The Defendant “properly admitted” that it owed a duty of care to Mrs Carey. HHJ Walden-Smith set out that nature and scope of that duty by reference to Magereson v JW Roberts Ltd  PIQR 358, Maguire v Harland & Wolff Plc  EWCA Civ 01, recently reiterated in the Scottish decision of Gibson v Babcock International Ltd  CSOH 78. The duty did not end at the factory wall. The judge cited Lady Carmichael’s Opinion in Gibson: “I consider that from 31st October 1965 at latest, the defenders out reasonably to have foreseen that a risk of injury arose to persons in the position of the deceased by reason of their employees transporting asbestos dust home on their clothing”. The judge also cited Bussey v Anglian Windows  EWCA Civ 243 about the 1965 date knowledge in employee cases “when it began to be appreciated that there could be no safe or permissible level of exposure”. The Defendant accepted that it had knowledge at the time of the Claimant’s employment between 1976 and 1979 that exposure to more than de minimis or trivial amounts of asbestos gave rise to a risk of injury in the position of Mrs Carey.
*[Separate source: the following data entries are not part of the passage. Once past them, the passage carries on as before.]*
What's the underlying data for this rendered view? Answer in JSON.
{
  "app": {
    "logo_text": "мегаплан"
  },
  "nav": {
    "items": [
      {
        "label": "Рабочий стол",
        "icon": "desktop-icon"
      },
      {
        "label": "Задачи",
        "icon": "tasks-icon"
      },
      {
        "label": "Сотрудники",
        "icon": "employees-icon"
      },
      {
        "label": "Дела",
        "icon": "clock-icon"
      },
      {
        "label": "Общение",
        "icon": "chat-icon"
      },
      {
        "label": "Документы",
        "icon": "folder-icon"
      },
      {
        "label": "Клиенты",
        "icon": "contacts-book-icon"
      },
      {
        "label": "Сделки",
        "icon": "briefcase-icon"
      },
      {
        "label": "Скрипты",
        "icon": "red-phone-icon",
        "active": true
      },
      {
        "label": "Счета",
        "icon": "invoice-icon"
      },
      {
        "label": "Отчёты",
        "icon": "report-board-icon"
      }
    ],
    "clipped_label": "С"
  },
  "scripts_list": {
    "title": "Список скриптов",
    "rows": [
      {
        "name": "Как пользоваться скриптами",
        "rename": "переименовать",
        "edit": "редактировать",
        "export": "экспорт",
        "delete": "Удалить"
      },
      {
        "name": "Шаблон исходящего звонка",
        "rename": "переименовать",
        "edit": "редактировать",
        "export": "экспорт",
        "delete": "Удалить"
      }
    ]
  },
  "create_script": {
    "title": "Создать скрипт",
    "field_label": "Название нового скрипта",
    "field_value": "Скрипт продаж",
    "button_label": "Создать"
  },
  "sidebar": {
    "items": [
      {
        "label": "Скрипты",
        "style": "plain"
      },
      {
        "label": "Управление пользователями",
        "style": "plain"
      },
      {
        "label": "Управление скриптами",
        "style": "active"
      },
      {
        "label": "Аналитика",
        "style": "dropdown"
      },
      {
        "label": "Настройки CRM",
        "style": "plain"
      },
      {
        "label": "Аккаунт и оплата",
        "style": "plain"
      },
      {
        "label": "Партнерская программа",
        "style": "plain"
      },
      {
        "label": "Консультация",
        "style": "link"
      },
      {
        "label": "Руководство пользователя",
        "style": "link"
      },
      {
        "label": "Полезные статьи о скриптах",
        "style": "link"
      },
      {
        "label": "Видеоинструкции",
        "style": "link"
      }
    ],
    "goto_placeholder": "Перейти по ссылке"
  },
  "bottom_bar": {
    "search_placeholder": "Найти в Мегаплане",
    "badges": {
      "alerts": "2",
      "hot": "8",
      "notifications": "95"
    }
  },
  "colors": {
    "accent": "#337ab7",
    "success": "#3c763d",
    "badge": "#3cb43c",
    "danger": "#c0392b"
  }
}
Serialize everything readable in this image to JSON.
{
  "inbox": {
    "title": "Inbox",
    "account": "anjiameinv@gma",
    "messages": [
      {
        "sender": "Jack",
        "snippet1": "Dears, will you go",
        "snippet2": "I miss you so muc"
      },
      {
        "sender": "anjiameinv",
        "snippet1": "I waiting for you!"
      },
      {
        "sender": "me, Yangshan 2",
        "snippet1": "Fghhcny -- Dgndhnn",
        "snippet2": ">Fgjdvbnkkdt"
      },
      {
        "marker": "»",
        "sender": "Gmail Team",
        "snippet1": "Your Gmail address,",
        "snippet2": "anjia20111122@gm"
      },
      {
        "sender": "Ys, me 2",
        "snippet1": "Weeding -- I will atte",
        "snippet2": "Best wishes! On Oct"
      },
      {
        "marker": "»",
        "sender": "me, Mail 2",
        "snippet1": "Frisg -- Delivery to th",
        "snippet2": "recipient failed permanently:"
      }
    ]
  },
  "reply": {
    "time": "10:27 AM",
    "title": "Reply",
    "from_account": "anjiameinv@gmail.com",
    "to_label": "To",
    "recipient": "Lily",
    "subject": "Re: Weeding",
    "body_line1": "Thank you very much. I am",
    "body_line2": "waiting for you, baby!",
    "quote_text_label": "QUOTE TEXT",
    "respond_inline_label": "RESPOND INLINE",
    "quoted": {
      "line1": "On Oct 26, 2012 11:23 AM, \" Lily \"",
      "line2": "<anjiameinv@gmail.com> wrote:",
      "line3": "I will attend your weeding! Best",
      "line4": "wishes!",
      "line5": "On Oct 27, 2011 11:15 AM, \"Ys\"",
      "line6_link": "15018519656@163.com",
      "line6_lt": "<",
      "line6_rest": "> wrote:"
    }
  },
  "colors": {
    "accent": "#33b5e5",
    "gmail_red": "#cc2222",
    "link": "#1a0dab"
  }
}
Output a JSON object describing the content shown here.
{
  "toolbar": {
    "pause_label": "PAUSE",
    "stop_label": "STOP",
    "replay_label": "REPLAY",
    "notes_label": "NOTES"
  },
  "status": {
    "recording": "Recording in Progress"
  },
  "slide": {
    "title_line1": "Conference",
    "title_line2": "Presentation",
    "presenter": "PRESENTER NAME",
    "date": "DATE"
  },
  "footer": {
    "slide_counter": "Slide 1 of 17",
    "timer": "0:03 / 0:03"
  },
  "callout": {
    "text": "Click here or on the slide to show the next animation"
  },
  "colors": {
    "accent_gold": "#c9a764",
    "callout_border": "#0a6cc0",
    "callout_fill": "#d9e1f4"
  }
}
The Defendant argued that the exposure of the Claimant, if any, to asbestos was trivial and did not give rise to a foreseeable risk of injury to either the Claimant or Mrs Carey. Mrs Carey had potentially been exposed to asbestos from other sources: her father’s employers in the 1960s and a subsequent employer of the Claimant, which explained her mesothelioma.
HHJ Walden-Smith stated at paragraph 18:
“There would be no dispute in this case if Mrs Carey could only have been exposed to asbestos through her husband for the period he was working at Vauxhall between 1976 and 1979. However, as it is currently impossible to identify the ‘guilty’ fibre or fibres, all employers are subject to a duty to take reasonable care to prevent exposure of its employees, and members of their families, from inhaling the asbestos that might cause mesothelioma. The court has to consider whether Vauxhall fulfilled its duty to take reasonable care by taking all practicable measures to prevent Lydia Carey, in the light of the known risk that asbestos dust, in inhaled, might cause mesothelioma. That is the case regardless of any potential exposure attributable [to the other employers].”
There was a stark conflict of evidence between the parties’ witnesses as to the levels of asbestos in the Defendant’s factory, but the Court, in essence, accepted the evidence called by the Claimant that his exposure to dust was “significant and not de minimis”. Between 1976 and 1979 “there was still a considerable amount of asbestos in the Dunstable factory” with one witness describing it as “held together” with asbestos.
On the basis of the concession of the Defendant that it had knowledge at the relevant time that exposure to more than de minimis or trivial amounts of asbestos gave rise to a risk of injury in the position of Mrs Carey, liability was established.
There appears, from the judgment, to have been no argument based upon the TDN 13 / Williams v University of Birmingham  EWCA Civ 1241 line of authority, notwithstanding the refusal of the Court in Bussey to agree that it was wrongly decided, possibly based upon the Defendant’s aforementioned concession, or possibly based upon the relevant dates of exposure, Environmental Hygiene Note 10 having been published in December 1976.